По крайней мере один позвонок посередине пронзало болью при каждом вдохе. Всю спину покрывали багровые кровоподтеки, которым скоро предстояло почернеть. Данло их не видел, но чувствовал – от ягодиц до самой шеи.
– Да, тут нужен лед, – сказал Хануман. Вдоль скамьи ходило по рукам стальное ведерко с кубиками льда. Хануман взял один цилиндрик, намороженный вокруг деревянной палочки, и стал водить им Данло по спине. – Ох, Данло – твоя ахимса когда-нибудь тебя погубит.
– Но я должен был вмешаться! – Данло скрипнул зубами, когда Хануман принялся натирать его дурно пахнущей мазью. – Не то он убил бы тебя… или ты его.
– Ты думаешь, у меня хватило бы на это отваги?
Покончив с явно тяготившим его делом – он всегда боялся иметь дело с какими бы то ни было телесными повреждениями, – Хануман отошел к фиолетовой линии, отмечавшей край поля, и стал долбить лед носком своего конька. Он потупил голову, но глаза его сияли.
– Хану, – сказал Данло, подойдя к нему, – я должен спросить у тебя одну вещь.
Хануман молча поднял на него глаза, где спокойствие сочеталось со страхом.
– Там, в библиотеке, воин-поэт, прежде чем убить себя, кое-что сказал мне. – Данло, в свою очередь, тронул Ханумана за рукав. – Я не могу забыть… то, что он сказал о Педаре.
– И что же он сказал?
– А ты не помнишь?
Хануман, поколебавшись долю мгновения, ответил:
– Нет, не помню.
– Поэт сказал, что ты… убил Педара.
– Убил? Ты думаешь, я правда убил его?
– Я… не хочу так думать.
– Как, по-твоему, я мог это сделать?
– Не знаю.
Хануман посмотрел Данло в глаза и сделал нечто поразительное: он схватил Данло за руку, как тогда в библиотеке, и стиснул изо всех сил, до боли и хруста костей. Потом приблизил губы к самому уху Данло и прошептал:
– Воин-поэт ошибся. А может, солгал. Никто не убивал Педара – он сам себя убил.
– Это правда?
– Уверяю тебя.
Хануман заставил себя улыбнуться. В этой улыбке заключались искренность и безмерное успокоение, но и что-то помимо этого. За безупречной работой лицевых мускулов и светлыми эмоциями скрывалось, как нарыв, глубокое страдание. Хануман мог бы закричать от боли, если бы не так хорошо владел собой.

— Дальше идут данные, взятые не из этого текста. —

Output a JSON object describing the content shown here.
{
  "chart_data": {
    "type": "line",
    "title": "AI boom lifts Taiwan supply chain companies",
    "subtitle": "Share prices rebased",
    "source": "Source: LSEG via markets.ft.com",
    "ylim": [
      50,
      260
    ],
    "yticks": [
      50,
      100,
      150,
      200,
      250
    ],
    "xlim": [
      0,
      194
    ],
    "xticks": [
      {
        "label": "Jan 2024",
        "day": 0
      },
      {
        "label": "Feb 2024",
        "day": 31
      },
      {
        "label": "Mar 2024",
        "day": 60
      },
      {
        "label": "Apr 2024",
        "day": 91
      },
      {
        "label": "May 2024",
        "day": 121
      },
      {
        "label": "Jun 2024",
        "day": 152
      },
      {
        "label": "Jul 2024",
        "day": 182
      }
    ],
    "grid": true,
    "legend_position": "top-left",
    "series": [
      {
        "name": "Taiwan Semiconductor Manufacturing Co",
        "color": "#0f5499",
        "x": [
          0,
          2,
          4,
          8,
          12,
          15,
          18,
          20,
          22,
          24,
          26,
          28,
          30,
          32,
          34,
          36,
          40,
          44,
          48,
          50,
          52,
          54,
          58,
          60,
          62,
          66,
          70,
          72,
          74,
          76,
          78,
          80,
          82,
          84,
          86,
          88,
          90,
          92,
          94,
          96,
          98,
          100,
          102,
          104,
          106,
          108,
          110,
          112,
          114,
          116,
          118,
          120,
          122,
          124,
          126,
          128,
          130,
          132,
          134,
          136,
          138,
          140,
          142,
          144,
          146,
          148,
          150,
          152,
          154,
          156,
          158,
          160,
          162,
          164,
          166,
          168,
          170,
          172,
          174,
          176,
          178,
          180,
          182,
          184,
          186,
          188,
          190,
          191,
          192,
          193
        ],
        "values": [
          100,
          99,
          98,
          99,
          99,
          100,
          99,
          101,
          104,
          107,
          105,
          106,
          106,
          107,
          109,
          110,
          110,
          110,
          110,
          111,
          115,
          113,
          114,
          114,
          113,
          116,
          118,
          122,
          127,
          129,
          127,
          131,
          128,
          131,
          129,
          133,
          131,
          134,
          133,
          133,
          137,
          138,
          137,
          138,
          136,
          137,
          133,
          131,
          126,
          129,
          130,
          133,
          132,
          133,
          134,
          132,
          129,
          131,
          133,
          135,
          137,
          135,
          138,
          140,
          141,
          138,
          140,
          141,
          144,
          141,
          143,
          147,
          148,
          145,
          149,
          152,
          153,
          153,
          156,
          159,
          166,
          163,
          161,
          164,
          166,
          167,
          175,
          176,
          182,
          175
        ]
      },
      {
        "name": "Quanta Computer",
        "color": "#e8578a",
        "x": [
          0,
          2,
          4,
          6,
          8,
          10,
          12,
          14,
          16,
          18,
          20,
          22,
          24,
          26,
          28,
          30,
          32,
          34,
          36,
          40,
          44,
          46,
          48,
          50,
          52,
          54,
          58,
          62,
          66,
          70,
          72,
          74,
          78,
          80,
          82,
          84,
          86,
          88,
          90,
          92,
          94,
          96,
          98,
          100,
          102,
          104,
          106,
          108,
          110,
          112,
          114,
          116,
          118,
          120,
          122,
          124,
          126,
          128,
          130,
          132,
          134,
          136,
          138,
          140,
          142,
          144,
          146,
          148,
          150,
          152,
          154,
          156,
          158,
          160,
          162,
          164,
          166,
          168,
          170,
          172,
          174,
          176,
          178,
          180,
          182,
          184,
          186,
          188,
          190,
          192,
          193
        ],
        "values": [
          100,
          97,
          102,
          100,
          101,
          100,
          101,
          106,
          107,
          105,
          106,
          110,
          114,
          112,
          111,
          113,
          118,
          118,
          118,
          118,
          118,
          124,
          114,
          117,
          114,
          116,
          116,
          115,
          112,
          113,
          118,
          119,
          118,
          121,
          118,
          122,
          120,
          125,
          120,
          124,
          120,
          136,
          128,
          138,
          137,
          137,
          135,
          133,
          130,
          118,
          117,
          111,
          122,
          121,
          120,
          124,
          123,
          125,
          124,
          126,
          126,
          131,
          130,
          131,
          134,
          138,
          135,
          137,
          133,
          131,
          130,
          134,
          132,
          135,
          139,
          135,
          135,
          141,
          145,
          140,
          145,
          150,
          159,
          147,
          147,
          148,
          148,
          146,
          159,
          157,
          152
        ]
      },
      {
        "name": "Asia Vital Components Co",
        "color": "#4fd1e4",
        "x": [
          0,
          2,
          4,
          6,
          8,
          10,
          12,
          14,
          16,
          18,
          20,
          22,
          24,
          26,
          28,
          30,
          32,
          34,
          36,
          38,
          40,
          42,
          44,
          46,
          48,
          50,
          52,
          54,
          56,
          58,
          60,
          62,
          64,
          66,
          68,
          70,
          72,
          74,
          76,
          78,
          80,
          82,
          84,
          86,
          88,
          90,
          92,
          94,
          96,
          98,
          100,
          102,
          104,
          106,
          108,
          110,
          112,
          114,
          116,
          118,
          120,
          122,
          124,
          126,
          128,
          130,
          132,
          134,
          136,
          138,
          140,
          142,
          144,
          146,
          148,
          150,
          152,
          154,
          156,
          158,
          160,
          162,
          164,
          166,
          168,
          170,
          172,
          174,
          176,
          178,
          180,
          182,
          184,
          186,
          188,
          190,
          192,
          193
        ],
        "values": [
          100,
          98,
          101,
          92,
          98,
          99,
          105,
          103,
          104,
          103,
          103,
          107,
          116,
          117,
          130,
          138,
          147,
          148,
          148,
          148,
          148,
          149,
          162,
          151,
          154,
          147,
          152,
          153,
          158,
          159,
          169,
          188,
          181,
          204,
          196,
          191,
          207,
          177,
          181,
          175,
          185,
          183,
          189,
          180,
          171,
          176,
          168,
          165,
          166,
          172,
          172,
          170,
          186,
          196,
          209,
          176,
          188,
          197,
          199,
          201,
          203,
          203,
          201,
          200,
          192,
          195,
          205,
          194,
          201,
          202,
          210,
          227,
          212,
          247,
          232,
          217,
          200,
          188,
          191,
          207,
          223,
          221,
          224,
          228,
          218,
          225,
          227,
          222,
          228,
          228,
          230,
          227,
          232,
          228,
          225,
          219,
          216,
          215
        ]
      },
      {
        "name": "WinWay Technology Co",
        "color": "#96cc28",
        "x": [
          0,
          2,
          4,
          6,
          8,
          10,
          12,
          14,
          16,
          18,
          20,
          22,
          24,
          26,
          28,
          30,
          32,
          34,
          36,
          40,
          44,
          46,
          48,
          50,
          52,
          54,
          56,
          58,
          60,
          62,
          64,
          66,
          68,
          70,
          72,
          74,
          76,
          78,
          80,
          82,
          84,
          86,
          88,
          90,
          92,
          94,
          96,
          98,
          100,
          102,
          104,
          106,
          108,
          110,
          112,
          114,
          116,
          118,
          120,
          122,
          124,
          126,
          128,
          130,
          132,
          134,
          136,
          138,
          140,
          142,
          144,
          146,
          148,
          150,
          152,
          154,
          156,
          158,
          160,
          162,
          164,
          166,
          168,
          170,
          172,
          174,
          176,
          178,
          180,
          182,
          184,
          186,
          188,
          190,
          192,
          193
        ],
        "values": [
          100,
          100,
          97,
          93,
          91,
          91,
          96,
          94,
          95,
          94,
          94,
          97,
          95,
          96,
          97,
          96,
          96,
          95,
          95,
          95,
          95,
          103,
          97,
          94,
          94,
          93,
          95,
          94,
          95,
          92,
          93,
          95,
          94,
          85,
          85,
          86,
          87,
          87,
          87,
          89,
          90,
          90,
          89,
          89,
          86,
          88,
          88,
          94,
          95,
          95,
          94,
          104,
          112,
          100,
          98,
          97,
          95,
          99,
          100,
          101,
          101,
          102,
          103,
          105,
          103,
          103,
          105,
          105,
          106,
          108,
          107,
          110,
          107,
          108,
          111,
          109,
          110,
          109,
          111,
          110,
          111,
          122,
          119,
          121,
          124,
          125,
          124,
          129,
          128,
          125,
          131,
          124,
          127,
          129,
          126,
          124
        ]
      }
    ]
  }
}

– Мне кажется, цефики не до конца тебя вылечили, – сказал Данло. – Дело ведь не только в эккане, правда? Тут что-то другое.
Хануман отпустил его руку и стал ковырять коньком лед.
– Ты слишком правдив – я уже говорил тебе об этом. Слишком серьезен, слишком любопытен… и так далее. О себе ты не беспокоишься, верно? О своем «я». Я таким мужеством не обладаю – да и кто обладает? Это все твоя дикость. При первой же встрече я увидел ее в тебе – в нас обоих. Я думал, у меня хватит мужества на нее, но ошибся. Она убьет меня, если я первый ее не убью. Понимаешь?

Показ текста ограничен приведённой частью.